Patrick Stone, the CEO of Williston Financial Group and WFG Title Insurance Company, likes to keep his staff pumped.

And he likes to do it himself, and in person.

Recently, in one of his speeches to colleagues, he made several bold predictions for housing.

Are we stuck in a housing bubble? Nope.

Are recent housing indicators and negative headlines like this one cause for concern? Not really.

In Stone’s world there is a perfect storm of positivity. And here are his 5 bold housing predictions.

1. Demographic shift 

Baby boomers are no longer the largest age group; it is 22-year-olds who now hold that title. There will be more than 4.6 million heads of household in their prime home buying years (millennials between ages 18 to mid-thirties) by the year 2020, Pat noted, and that growth, he said, will fuel “another real estate boom. That makes me very optimistic about the outlook.”

2. Household formation picks up 

Pessimists cite the decline in new households as a major current and future drag on home sales. But differences in the way this statistic is calculated can produce wildly different results, Pat observed, making housing construction data, in his view, a much more reliable indicator. And the trend here is encouraging. Between 2000 and 2006, Pat noted, builders constructed 2.3 million more homes than were needed to meet demand.  

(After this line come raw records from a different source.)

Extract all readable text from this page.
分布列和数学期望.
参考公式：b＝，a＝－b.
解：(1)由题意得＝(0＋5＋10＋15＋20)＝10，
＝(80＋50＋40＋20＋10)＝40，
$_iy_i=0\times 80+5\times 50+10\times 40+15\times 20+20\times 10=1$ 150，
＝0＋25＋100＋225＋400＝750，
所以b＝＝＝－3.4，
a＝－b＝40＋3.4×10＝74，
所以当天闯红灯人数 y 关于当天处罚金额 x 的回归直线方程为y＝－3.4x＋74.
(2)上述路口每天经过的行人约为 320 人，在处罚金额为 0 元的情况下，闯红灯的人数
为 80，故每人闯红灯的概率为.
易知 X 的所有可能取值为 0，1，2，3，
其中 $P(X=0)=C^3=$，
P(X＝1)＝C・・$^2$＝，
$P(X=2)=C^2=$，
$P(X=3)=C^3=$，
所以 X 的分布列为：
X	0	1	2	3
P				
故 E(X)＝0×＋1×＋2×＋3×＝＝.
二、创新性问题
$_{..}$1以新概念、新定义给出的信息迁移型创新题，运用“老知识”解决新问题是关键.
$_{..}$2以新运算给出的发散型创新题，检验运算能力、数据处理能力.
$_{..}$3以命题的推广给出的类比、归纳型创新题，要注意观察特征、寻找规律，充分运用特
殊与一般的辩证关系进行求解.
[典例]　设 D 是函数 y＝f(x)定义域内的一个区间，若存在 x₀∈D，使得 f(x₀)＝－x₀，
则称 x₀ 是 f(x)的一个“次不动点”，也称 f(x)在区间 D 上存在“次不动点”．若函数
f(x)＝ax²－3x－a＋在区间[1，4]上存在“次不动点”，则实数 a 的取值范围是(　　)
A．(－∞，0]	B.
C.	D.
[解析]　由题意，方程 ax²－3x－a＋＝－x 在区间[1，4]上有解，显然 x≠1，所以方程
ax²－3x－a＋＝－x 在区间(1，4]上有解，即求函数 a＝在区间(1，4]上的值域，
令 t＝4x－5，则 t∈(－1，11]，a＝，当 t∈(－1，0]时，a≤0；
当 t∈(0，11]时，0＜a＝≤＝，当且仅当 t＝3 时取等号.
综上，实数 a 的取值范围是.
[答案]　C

Given that mismatch, “Are we surprised prices went down?” Over the past six years, household formation rates have increased and 150,000 units annually have become obsolete, reducing the housing vacancy rate to 1.9%. That is close to the historic average of 1.7% and approaching the point at which new construction will make sense again. “We still have a little way to go,” Pat acknowledged, but within the next year, he predicts, single family construction activity will begin to pick up and multi-family construction, which has been soaring on strong demand for rental housing, will slow.

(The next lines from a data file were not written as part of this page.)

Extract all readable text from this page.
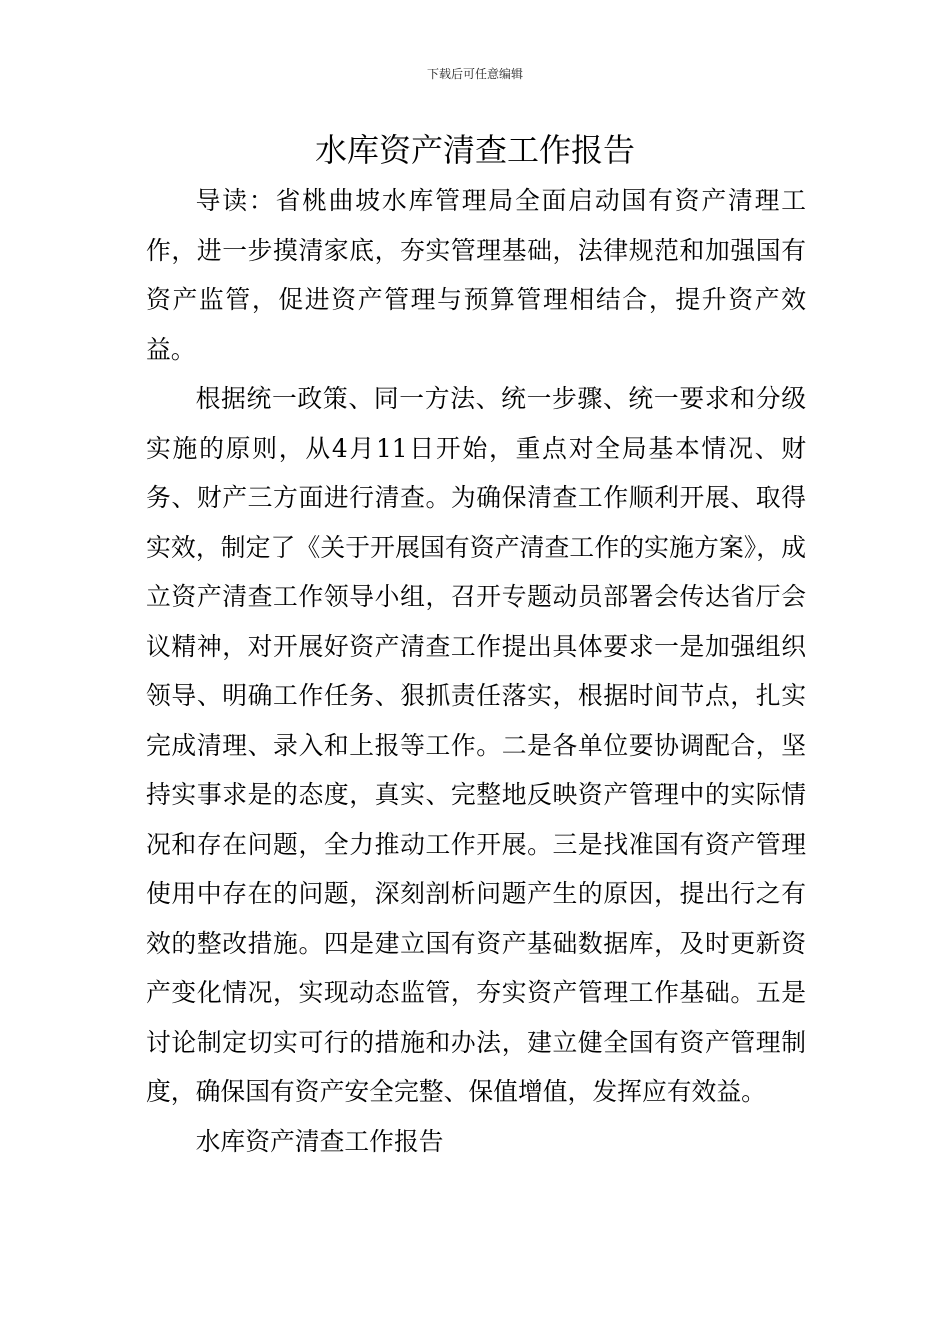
下载后可任意编辑

水库资产清查工作报告

导读：省桃曲坡水库管理局全面启动国有资产清理工作，进一步摸清家底，夯实管理基础，法律规范和加强国有资产监管，促进资产管理与预算管理相结合，提升资产效益。

根据统一政策、同一方法、统一步骤、统一要求和分级实施的原则，从4月11日开始，重点对全局基本情况、财务、财产三方面进行清查。为确保清查工作顺利开展、取得实效，制定了《关于开展国有资产清查工作的实施方案》，成立资产清查工作领导小组，召开专题动员部署会传达省厅会议精神，对开展好资产清查工作提出具体要求一是加强组织领导、明确工作任务、狠抓责任落实，根据时间节点，扎实完成清理、录入和上报等工作。二是各单位要协调配合，坚持实事求是的态度，真实、完整地反映资产管理中的实际情况和存在问题，全力推动工作开展。三是找准国有资产管理使用中存在的问题，深刻剖析问题产生的原因，提出行之有效的整改措施。四是建立国有资产基础数据库，及时更新资产变化情况，实现动态监管，夯实资产管理工作基础。五是讨论制定切实可行的措施和办法，建立健全国有资产管理制度，确保国有资产安全完整、保值增值，发挥应有效益。

水库资产清查工作报告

3. How high will Interest rates rise?

Mortgage rates are linked closely to the 10-year bond rate. In a “normal” market, without the subsidy provided by Federal Reserve policies aimed at bolstering the housing, Pat noted, 30-year mortgage rates (the 10-year bond rate plus the inflation rate) would be higher than they are currently, but not that much higher – around 5.5%. 

“Do you think we could live with that?” Stone asked his staff. He doesn’t share the fear expressed by some analysts that the Fed’s policies will push inflation and interest rates damagingly higher. “I will retire before inflation becomes a problem and before mortgage rates exceed 6.5%. It isn’t going to happen,” he insisted. 

4. First-time buyers return

First-time buyers have been largely unrepresented in the housing market recovery to date, leading some analysts to suggest that this may be a long-term trend, reflecting a declining interest in home ownership. Pat disagrees. Polls show consistently “no difference in attitudes” toward homeownership, he noted. It’s not a lack of belief in the American Dream, but lack of confidence in their ability to pursue it that has kept first-time buyer son the sidelines, he believes. As confidence levels rise, he predicts, first-time buyers will return to the housing market.

5. Consumer confidence will rock

Distinguishing consumer confidence (which measures near-term views) from consumer sentiment (reflecting long-term expectations), Pat noted that between 2008 and 2009, “confidence crashed,” falling more than 35 points below consumer sentiment. Now, the two measures are “more closely aligned,” he said. When confidence exceeds sentiment, “that’s when people start spending money” – on housing, among other goods. 

Looking at the differing housing forecasts for next year, Pat noted that the Mortgage Bankers Association tends to be unduly pessimistic, while the National Association of Realtors is at the opposite extreme. “We need to be somewhere in between,” he suggested. 

His prediction: The economy will grow by at least 3.5% annually over the next five quarters; consumer confidence will blow past the 95 mark (it hit 95.4 in October – its highest level in 7 years); first-time buyers will return to the market in force, and as they do, home sales will increase from a slow walk to “a sprint”; the housing market will “normalize” and will be “much better” next year. By 2016, Pat predicts, “we’ll be talking about something else.”